Fannie Mae Gets Tougher on Lending

Fannie Mae just announced it is tightening up lending guidelines even further. What are they doing, how bad will it get and will it ever get easier to get a home loan again?

Fannie Mae Changes the Game Again

In response to continued defaults and in effort to maintain loan quality Fannie Mae has announced it is making a number of sweeping changes to underwriting standards beginning in October 2012.

This includes:

•    Reducing acceptable LTV ratios on some loans
•    Increase minimum credit scores required to get a loan
•    Requiring additional income documentation for self-employed borrowers
•    Setting maximum debt-to-income ratios in stone
•    Removing the ability for those who don’t fit the mold to qualify with compensating factors
•    Limiting borrowers with a lack of traditional credit

While some of the changes may not be too dramatically different from what lenders are requiring today mortgage originators have always typically set the bar far higher than Fannie Mae’s rules, meaning that borrowing could quickly become far tougher and more expensive for home buyers and those considering refinancing. Unfortunately this comes on the heels of recent increases in borrowing costs and an upward run in mortgage interest rates as well as skyrocketing insurance and utility costs in many parts of the nation.

The Effect on the Housing Market and Real Estate Investing

This will certainly have a dampening effect on prospective home buyers’ ability to buy homes regardless of how low prices are. Fortunately demand has been rocketing and with few other safe or attractive investments out there if any this and the amount of liquid capital floating around should maintain growth, albeit slower than some homeowners have hoped for.

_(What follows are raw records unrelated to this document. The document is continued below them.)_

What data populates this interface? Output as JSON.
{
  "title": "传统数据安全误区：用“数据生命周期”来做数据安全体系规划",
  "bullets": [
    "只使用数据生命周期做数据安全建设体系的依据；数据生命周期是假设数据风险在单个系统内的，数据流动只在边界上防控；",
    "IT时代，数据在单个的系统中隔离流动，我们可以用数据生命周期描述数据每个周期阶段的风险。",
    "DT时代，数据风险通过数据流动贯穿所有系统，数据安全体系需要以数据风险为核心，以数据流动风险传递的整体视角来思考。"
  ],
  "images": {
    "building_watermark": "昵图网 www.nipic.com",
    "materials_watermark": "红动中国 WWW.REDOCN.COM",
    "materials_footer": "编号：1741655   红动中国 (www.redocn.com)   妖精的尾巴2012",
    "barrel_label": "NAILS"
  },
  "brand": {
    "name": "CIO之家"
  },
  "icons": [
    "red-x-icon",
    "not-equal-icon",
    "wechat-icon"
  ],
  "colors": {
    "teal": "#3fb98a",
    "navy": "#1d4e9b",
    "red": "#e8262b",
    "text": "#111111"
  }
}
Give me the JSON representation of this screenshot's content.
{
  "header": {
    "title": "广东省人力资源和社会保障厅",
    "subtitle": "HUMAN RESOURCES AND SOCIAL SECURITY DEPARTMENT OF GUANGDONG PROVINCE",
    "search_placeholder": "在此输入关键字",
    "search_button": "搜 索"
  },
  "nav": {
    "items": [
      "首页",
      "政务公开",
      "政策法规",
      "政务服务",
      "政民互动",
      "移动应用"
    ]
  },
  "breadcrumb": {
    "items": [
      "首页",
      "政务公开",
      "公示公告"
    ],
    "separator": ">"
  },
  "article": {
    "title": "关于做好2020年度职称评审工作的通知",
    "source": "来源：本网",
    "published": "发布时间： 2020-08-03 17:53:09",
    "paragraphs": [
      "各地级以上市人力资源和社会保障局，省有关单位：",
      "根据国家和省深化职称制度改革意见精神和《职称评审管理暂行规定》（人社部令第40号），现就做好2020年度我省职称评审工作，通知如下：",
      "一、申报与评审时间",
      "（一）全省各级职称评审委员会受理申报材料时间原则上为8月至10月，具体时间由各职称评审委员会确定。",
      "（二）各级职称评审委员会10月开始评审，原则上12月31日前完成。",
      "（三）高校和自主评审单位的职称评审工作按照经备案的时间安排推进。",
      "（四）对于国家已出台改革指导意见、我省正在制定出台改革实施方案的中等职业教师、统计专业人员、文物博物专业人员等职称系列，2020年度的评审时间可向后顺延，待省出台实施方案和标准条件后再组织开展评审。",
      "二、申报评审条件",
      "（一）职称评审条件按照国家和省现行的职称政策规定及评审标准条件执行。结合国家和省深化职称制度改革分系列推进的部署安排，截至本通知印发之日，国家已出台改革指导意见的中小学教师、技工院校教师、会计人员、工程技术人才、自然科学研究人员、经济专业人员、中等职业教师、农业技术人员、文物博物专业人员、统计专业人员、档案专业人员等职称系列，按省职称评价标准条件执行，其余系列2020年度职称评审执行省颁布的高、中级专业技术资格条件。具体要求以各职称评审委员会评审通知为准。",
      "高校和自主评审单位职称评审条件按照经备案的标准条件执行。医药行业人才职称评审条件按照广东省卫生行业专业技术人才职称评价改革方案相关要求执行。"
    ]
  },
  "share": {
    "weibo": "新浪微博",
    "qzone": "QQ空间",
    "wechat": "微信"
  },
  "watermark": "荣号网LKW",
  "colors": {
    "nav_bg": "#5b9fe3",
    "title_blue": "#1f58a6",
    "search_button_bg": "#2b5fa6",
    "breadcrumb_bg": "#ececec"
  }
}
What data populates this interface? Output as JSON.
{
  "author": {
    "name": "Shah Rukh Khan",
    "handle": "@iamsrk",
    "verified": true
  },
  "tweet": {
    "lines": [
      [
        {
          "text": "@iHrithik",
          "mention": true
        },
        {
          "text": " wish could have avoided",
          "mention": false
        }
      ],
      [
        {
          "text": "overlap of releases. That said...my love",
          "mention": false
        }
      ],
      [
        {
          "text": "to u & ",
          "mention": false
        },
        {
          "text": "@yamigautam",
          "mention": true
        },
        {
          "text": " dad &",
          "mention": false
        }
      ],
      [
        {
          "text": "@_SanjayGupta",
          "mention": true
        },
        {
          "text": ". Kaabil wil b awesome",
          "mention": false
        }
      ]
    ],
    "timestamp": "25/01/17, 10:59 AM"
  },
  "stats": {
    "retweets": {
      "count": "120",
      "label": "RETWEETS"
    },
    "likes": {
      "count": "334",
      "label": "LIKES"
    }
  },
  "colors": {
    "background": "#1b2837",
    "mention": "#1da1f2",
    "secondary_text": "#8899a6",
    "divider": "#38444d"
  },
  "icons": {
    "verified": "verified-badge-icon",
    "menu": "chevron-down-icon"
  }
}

Fortunately for investors this means less competition and the likelihood more homeowners will have to give in, drop asking prices and sell cheap. However, it also means that those who are able to attract the most cash for buying power will definitely come out on top. This can be done via soliciting prospective private mortgage lenders, getting better at wielding transactional funding, tapping into crowdfunding, pooling capital in the form of trusts and finding other types of loans to use.

The sooner real estate investors start compiling these resources the better as the competition will certainly grow for this cash. Get in first and lock it up.

Will Mortgages Ever Get Easier Again?

On the bright side, looking back at historical cycles mortgages will become easier to qualify for again. Once these new loans being originated now prove that they can perform and the market shows growth and people forget about the last bubble and begin swearing “it will be different this time” lending will loosen up. Credit score requirements, income and asset documentation standards and appraisal reviews will drop and plenty of new, exotic mortgage programs will be born to fuel the new boom.

Of course, on the downside mortgage rates and home prices will have certainly blossomed quite well by then meaning homeowners can’t wait to refinance and real estate investors can’t until then to start making acquisitions.